The electrocatalytic reduction of industrially diluted CO2 streams (5-30%) represents a pivotal avenue for carbon resource utilization. However, its practical implementation has long been hindered by mass transfer limitations and competitive hydrogen evolution reactions under low CO2 concentrations. Current research has largely focused on pure CO2 systems, overlooking the mechanistic intricacies of *CO intermediate dynamics and C-C coupling efficiency in CO2-deficient environments. To address this challenge, this study developed compositionally tunable core-shell Ag@(Cu2O)x catalysts via a seed-mediated growth approach, enabling precise modulation of the Cu2O/Ag ratio (x = 0.14-5.0) to optimize the interplay between *CO intermediates and C-C coupling under diluted conditions.
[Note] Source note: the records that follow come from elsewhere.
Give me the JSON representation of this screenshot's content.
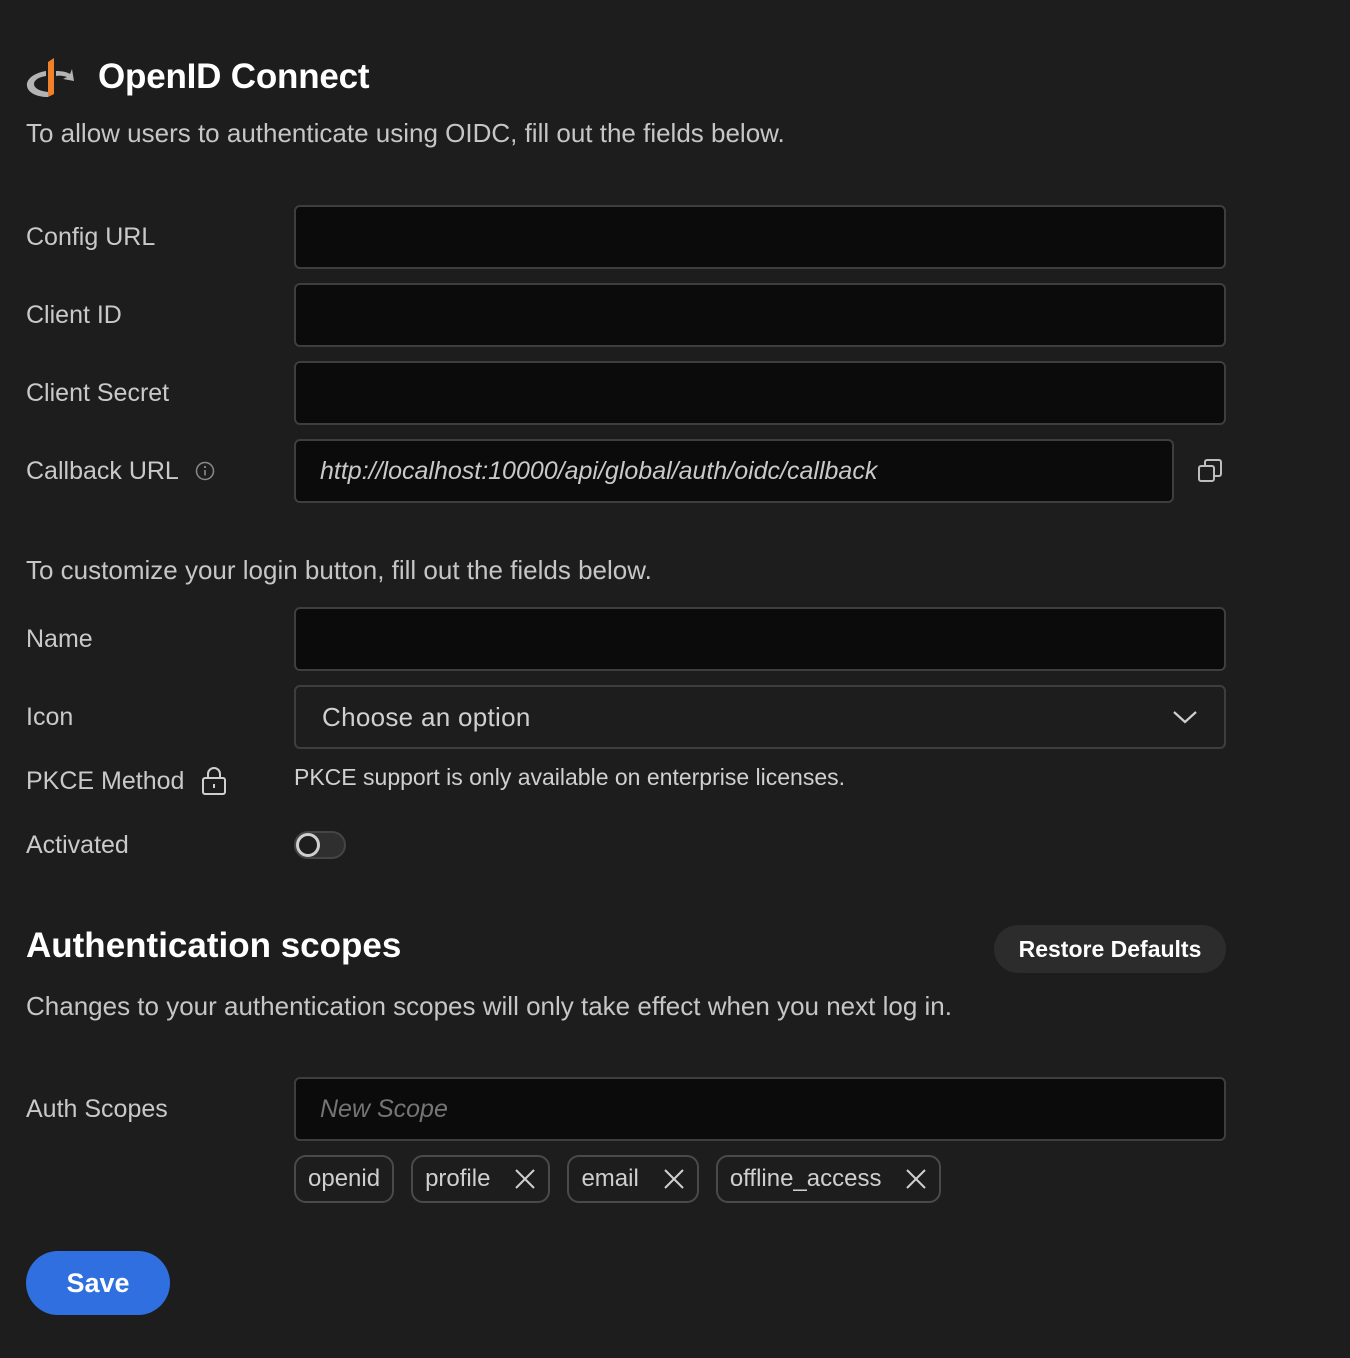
{
  "header": {
    "title": "OpenID Connect",
    "description": "To allow users to authenticate using OIDC, fill out the fields below."
  },
  "fields": {
    "config_url": {
      "label": "Config URL",
      "value": ""
    },
    "client_id": {
      "label": "Client ID",
      "value": ""
    },
    "client_secret": {
      "label": "Client Secret",
      "value": ""
    },
    "callback_url": {
      "label": "Callback URL",
      "value": "http://localhost:10000/api/global/auth/oidc/callback"
    }
  },
  "login_button": {
    "description": "To customize your login button, fill out the fields below.",
    "name_label": "Name",
    "name_value": "",
    "icon_label": "Icon",
    "icon_selected": "Choose an option",
    "pkce_label": "PKCE Method",
    "pkce_text": "PKCE support is only available on enterprise licenses.",
    "activated_label": "Activated",
    "activated": false
  },
  "scopes": {
    "title": "Authentication scopes",
    "restore_label": "Restore Defaults",
    "description": "Changes to your authentication scopes will only take effect when you next log in.",
    "label": "Auth Scopes",
    "placeholder": "New Scope",
    "chips": [
      {
        "label": "openid",
        "removable": false
      },
      {
        "label": "profile",
        "removable": true
      },
      {
        "label": "email",
        "removable": true
      },
      {
        "label": "offline_access",
        "removable": true
      }
    ]
  },
  "actions": {
    "save_label": "Save"
  },
  "colors": {
    "background": "#1d1d1d",
    "input_bg": "#0b0b0b",
    "primary": "#2f6fe0",
    "logo_orange": "#f0802a",
    "logo_gray": "#b4b4b4"
  }
}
Notably, experimental results demonstrate that the Ag-rich Ag@(Cu2O)0.75 catalyst achieves a Faradaic efficiency for ethylene (FEC2H4) exceeding 45% under 25% CO2. While the Cu2O-rich Ag@(Cu2O)3.0 catalyst, although optimal in pure CO2 systems, fails under the same diluted conditions due to insufficient *CO supply. This discovery underscores the pivotal role of *CO supply in dictating the overall catalytic efficiency and product distribution pathways during low-concentration CO2 electrocatalytic processes.